Bir adam Hazreti Peygambere (sav) der ki :
-Ya Resulallah, nedense ölümü hiç sevemiyorum Ondan hep ürküyorum, ahirete ciddi bir mehil duyamıyorum!
Şöyle buyurur :
- Malın var mı?
- Evet, var
-Öyle ise ondan ahiret için harca.Göreceksin ki, oraya ilgi duyacak meyil hissedeceksin.
Bundan sonra da şöyle buyurur :
- Çünkü insan malının bulunduğu yerden ayrılmak istemez.Senin malın ise hep buradadır. Oraya hiç göndermemişsin!
Süleyman Bin Abdülmelik;
- Ahirete hiç meyil duymuyorum acaba nedendir? diye soran birine şöyle cevap vermiştir :
- Hep dünyamızı tamir ediyoruz, ahiretimizi ise harap bırakıyoruz ondan. İnsan mamur ettiği yerde kalmayı ister, harap bıraktığı yere gitmeyi arzulamaz.
Hazreti Peygamber (sav), Ebu Zerr’e :
-Bir yolculuğa çıkmak istersen onun için hazırlık yapar mısın?diye sordular.
Ebü Zerr :
-Evet ya Resulallah, diye cevap verdi.
Hazreti Peygamber (sav):
- Peki kıyamet günü yolculuğu nasıl olacak? Beni dinle, o gün sana yarayacak olanı söyleyeyim mi? diye sordu.
Ebu Zerr :
-Evet ya Resulallah, anam ve babam yoluna feda olsun, dedi
Alemlerin efendisi şöyle buyurdu :
-Yeniden dirilme günü çok sıcaktır. O gün ferahlamak için şimdiden oruç tut. Kabir yalnızlığı için gece karanlığında namaz kıl. Kıyametin büyük hadiseleri için bir kere hacc et ve mutlaka sadaka ver.Ya haklı yere bir söz söyle, yahut kötü bir söz söylemekten dilini alıkoy.
- Ya Resulallah! bana daha tavsiyede bulun.
- Sana Allah’tan korkmanı tavsiye ederim Çünkü Allah korkusu her işin başıdır.
- Ya Resulallah! bana daha tavsiyede bulun.
- Kur’anı oku, Allah’ın zikrine sarıl. Çünkü zikrullah senin içinde yeryüzünde ışık, gökte de saklanan bir azıktır.

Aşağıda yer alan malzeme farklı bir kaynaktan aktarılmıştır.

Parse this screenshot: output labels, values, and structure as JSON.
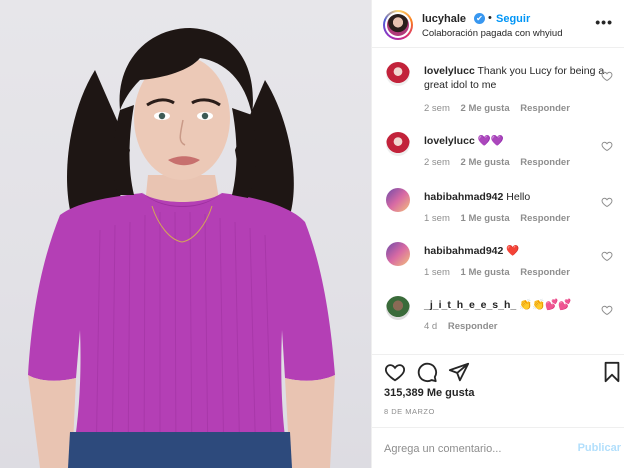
{
  "post": {
    "image_alt_subject": "",
    "author": {
      "username": "lucyhale",
      "verified_icon": "✔",
      "separator": "•",
      "follow_label": "Seguir",
      "subtitle": "Colaboración pagada con whyiud",
      "more_icon": "•••"
    },
    "comments": [
      {
        "username": "lovelylucc",
        "text": "Thank you Lucy for being a great idol to me",
        "age": "2 sem",
        "likes": "2 Me gusta",
        "reply": "Responder"
      },
      {
        "username": "lovelylucc",
        "text": "💜💜",
        "age": "2 sem",
        "likes": "2 Me gusta",
        "reply": "Responder"
      },
      {
        "username": "habibahmad942",
        "text": "Hello",
        "age": "1 sem",
        "likes": "1 Me gusta",
        "reply": "Responder"
      },
      {
        "username": "habibahmad942",
        "text": "❤️",
        "age": "1 sem",
        "likes": "1 Me gusta",
        "reply": "Responder"
      },
      {
        "username": "_j_i_t_h_e_e_s_h_",
        "text": "👏👏💕💕",
        "age": "4 d",
        "likes": "",
        "reply": "Responder"
      }
    ],
    "likes_count": "315,389 Me gusta",
    "date": "8 DE MARZO",
    "comment_input": {
      "placeholder": "Agrega un comentario...",
      "value": ""
    },
    "publish_label": "Publicar",
    "colors": {
      "accent": "#0095f6",
      "publish_disabled": "#b2dffc",
      "shirt": "#b43fb5",
      "muted": "#8e8e8e"
    }
  }
}
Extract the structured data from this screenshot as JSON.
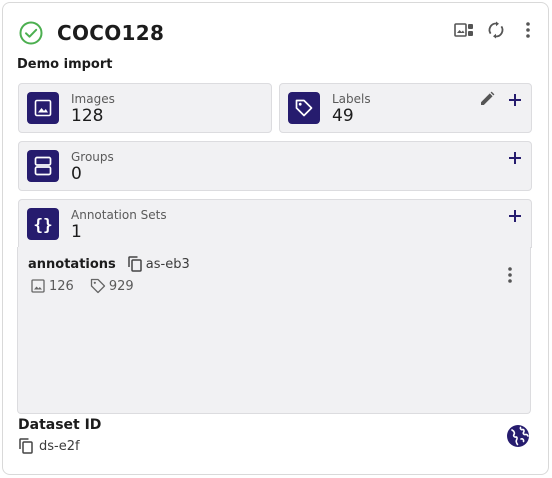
{
  "dataset": {
    "name": "COCO128",
    "description": "Demo import",
    "status_icon": "check-circle-icon"
  },
  "toolbar": {
    "icons": [
      "image-gallery-icon",
      "sync-icon",
      "more-vert-icon"
    ]
  },
  "tiles": {
    "images": {
      "label": "Images",
      "value": "128",
      "icon": "image-icon"
    },
    "labels": {
      "label": "Labels",
      "value": "49",
      "icon": "tag-icon"
    },
    "groups": {
      "label": "Groups",
      "value": "0",
      "icon": "groups-icon"
    },
    "annotation_sets": {
      "label": "Annotation Sets",
      "value": "1",
      "icon": "braces-icon"
    }
  },
  "annotation_set": {
    "name": "annotations",
    "id": "as-eb3",
    "image_count": "126",
    "label_count": "929"
  },
  "dataset_id": {
    "label": "Dataset ID",
    "value": "ds-e2f"
  },
  "colors": {
    "accent": "#261c6e",
    "success": "#4caf50",
    "tile_bg": "#f1f1f3"
  }
}
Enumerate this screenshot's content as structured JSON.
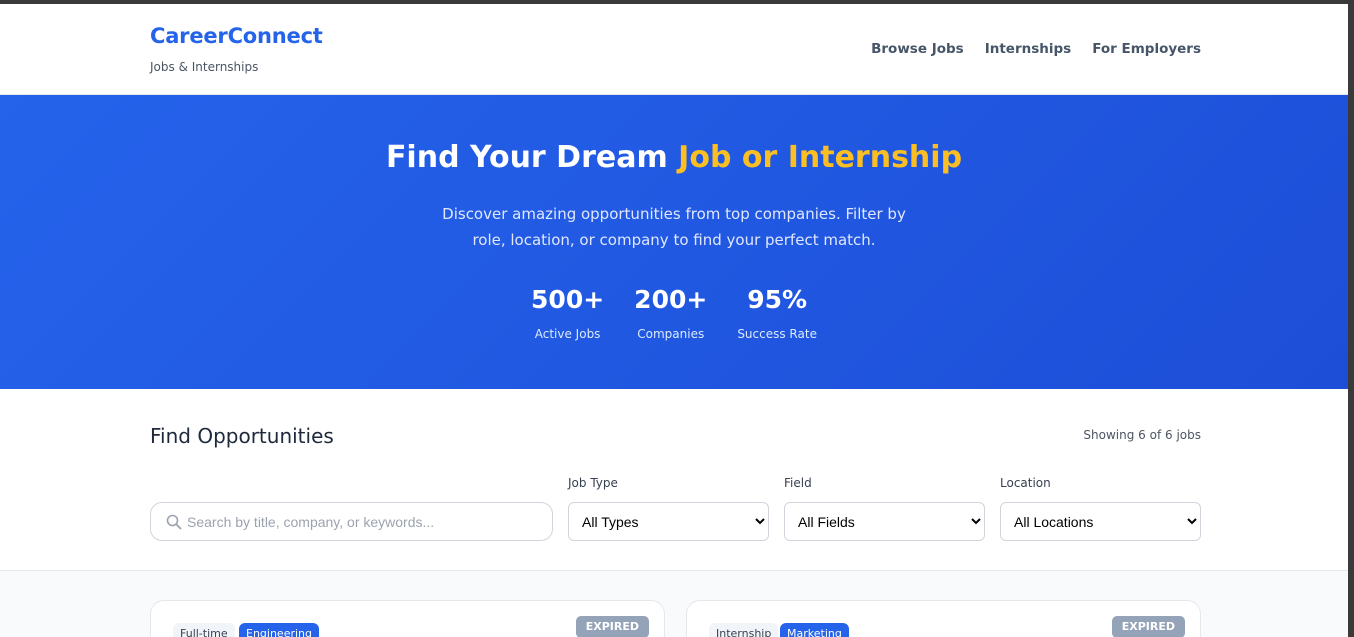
{
  "header": {
    "brand_name": "CareerConnect",
    "brand_tagline": "Jobs & Internships",
    "nav": [
      "Browse Jobs",
      "Internships",
      "For Employers"
    ]
  },
  "hero": {
    "title_main": "Find Your Dream ",
    "title_accent": "Job or Internship",
    "description": "Discover amazing opportunities from top companies. Filter by role, location, or company to find your perfect match.",
    "stats": [
      {
        "value": "500+",
        "label": "Active Jobs"
      },
      {
        "value": "200+",
        "label": "Companies"
      },
      {
        "value": "95%",
        "label": "Success Rate"
      }
    ]
  },
  "filters": {
    "heading": "Find Opportunities",
    "showing": "Showing 6 of 6 jobs",
    "search_placeholder": "Search by title, company, or keywords...",
    "job_type": {
      "label": "Job Type",
      "selected": "All Types"
    },
    "field": {
      "label": "Field",
      "selected": "All Fields"
    },
    "location": {
      "label": "Location",
      "selected": "All Locations"
    }
  },
  "cards": [
    {
      "type": "Full-time",
      "field": "Engineering",
      "status": "EXPIRED"
    },
    {
      "type": "Internship",
      "field": "Marketing",
      "status": "EXPIRED"
    }
  ],
  "colors": {
    "primary": "#2563eb",
    "accent": "#fbbf24",
    "expired": "#94a3b8"
  }
}
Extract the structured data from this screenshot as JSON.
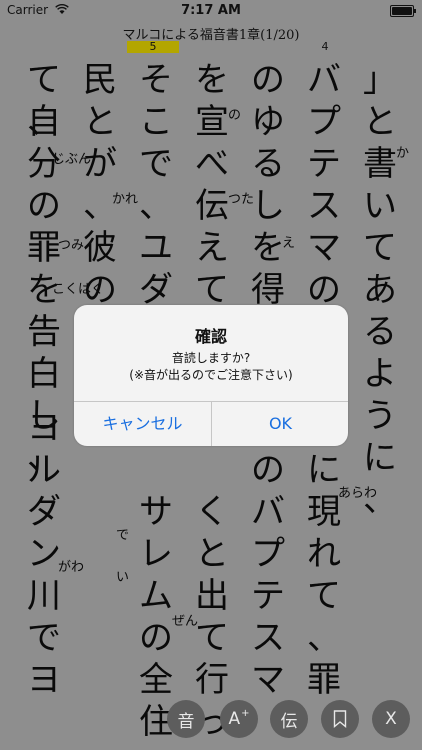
{
  "status": {
    "carrier": "Carrier",
    "time": "7:17 AM"
  },
  "header": {
    "title": "マルコによる福音書1章(1/20)",
    "page_current": "5",
    "page_next": "4"
  },
  "columns": [
    "」と書いてあるように、",
    "バプテスマのヨハ",
    "のゆるしを得させ",
    "を宣べ伝えていた",
    "そこで、ユダヤ全",
    "民とが、彼のもと",
    "自分の罪を告白し、",
    "て、",
    "ヨルダン川でヨ",
    "めのバプテスマ",
    "に現れて、罪",
    "くと出て行っ",
    "サレムの全住"
  ],
  "ruby": {
    "ka": "か",
    "arawa": "あらわ",
    "e": "え",
    "no": "の",
    "tsuta": "つた",
    "kare": "かれ",
    "zen": "ぜん",
    "de": "で",
    "i": "い",
    "jibun": "じぶん",
    "tsumi": "つみ",
    "kokuhaku": "こくはく",
    "gawa": "がわ"
  },
  "toolbar": {
    "sound": "音",
    "font": "A",
    "font_sup": "+",
    "tradition": "伝",
    "close": "X"
  },
  "dialog": {
    "title": "確認",
    "message_line1": "音読しますか?",
    "message_line2": "(※音が出るのでご注意下さい)",
    "cancel": "キャンセル",
    "ok": "OK"
  }
}
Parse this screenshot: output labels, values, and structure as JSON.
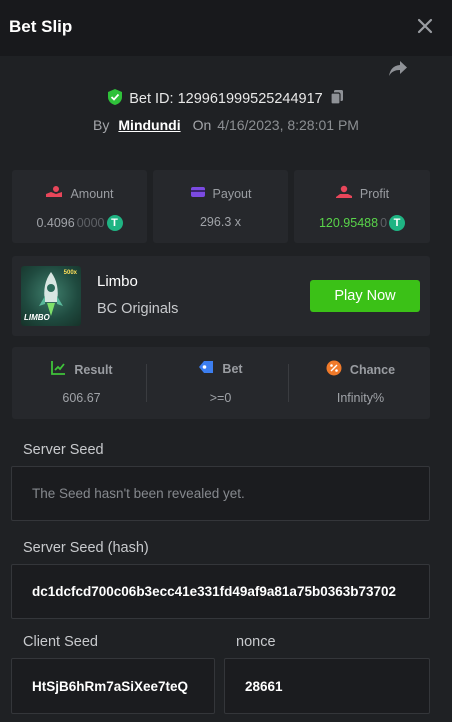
{
  "header": {
    "title": "Bet Slip",
    "close_icon": "close-icon"
  },
  "bet": {
    "id_text": "Bet ID: 129961999525244917",
    "by_label": "By",
    "user": "Mindundi",
    "on_label": "On",
    "datetime": "4/16/2023, 8:28:01 PM"
  },
  "stats": {
    "amount": {
      "label": "Amount",
      "value_main": "0.4096",
      "value_dim": "0000",
      "coin": "T"
    },
    "payout": {
      "label": "Payout",
      "value": "296.3 x"
    },
    "profit": {
      "label": "Profit",
      "value_main": "120.95488",
      "value_dim": "0",
      "coin": "T"
    }
  },
  "game": {
    "name": "Limbo",
    "provider": "BC Originals",
    "play_label": "Play Now",
    "thumb_text": "LIMBO",
    "thumb_badge": "500x"
  },
  "results": {
    "result": {
      "label": "Result",
      "value": "606.67"
    },
    "bet": {
      "label": "Bet",
      "value": ">=0"
    },
    "chance": {
      "label": "Chance",
      "value": "Infinity%"
    }
  },
  "seeds": {
    "server_seed_label": "Server Seed",
    "server_seed_value": "The Seed hasn't been revealed yet.",
    "server_hash_label": "Server Seed (hash)",
    "server_hash_value": "dc1dcfcd700c06b3ecc41e331fd49af9a81a75b0363b73702",
    "client_seed_label": "Client Seed",
    "client_seed_value": "HtSjB6hRm7aSiXee7teQ",
    "nonce_label": "nonce",
    "nonce_value": "28661"
  },
  "colors": {
    "accent_green": "#3bc117",
    "profit_green": "#59d44a",
    "coin": "#1fb483",
    "amount_red": "#e8465a",
    "payout_purple": "#7b4ae2",
    "bet_blue": "#3c7ef0",
    "chance_orange": "#f07a2a"
  }
}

- Ya Resulallah! bana daha tavsiyede bulun
- Sakın çok gülme Zira çok gülmek kalbi öldürür, yüzünün ruhunu söndürür.
- Ya Resulallah! bana daha tavsiyede bulun.
- Cihaddan geri kalma.
- Ya Resulallah! bana daha tavsiyede bulun.
- Çok konuşmamaya çalış, çünkü bu, şeytanın senden uzaklaşması için bir vesile, dinini koruman hususunda bir yardımcıdır.
- Ya Resullallah! bana daha tavsiyede bulun.
- Fakirleri sev, onlarla hem dem ol.
- Ya Resulallah! bana daha tavsiyede bulun.
- Senden aşağıdakilere bak, senden üstünlerine bakma.
- Ya Resulallah! bana daha tavsiyede bulun.
- Acı da olsa gerçeği söyle.
Hepimiz o büyük mahkemede hesap vermeye kendimizi hazırlayalım.Hazırlık ve çalışma yeri bu dünyadır,mükafat veya ceza yurdu ise ahirettir. Insan cennetini de, ateşini de bu dünyadan kendisi götürür.Sorumluluk bilincinde olanlar ömürlerini cehennem yolunda değil,cennet yolunda sarfeder, Allah rızasını elde etmek icin çalışırlar.Ne mutlu fani alemden,baki aleme Allah'ın rızasını kazanarak göç edenlere.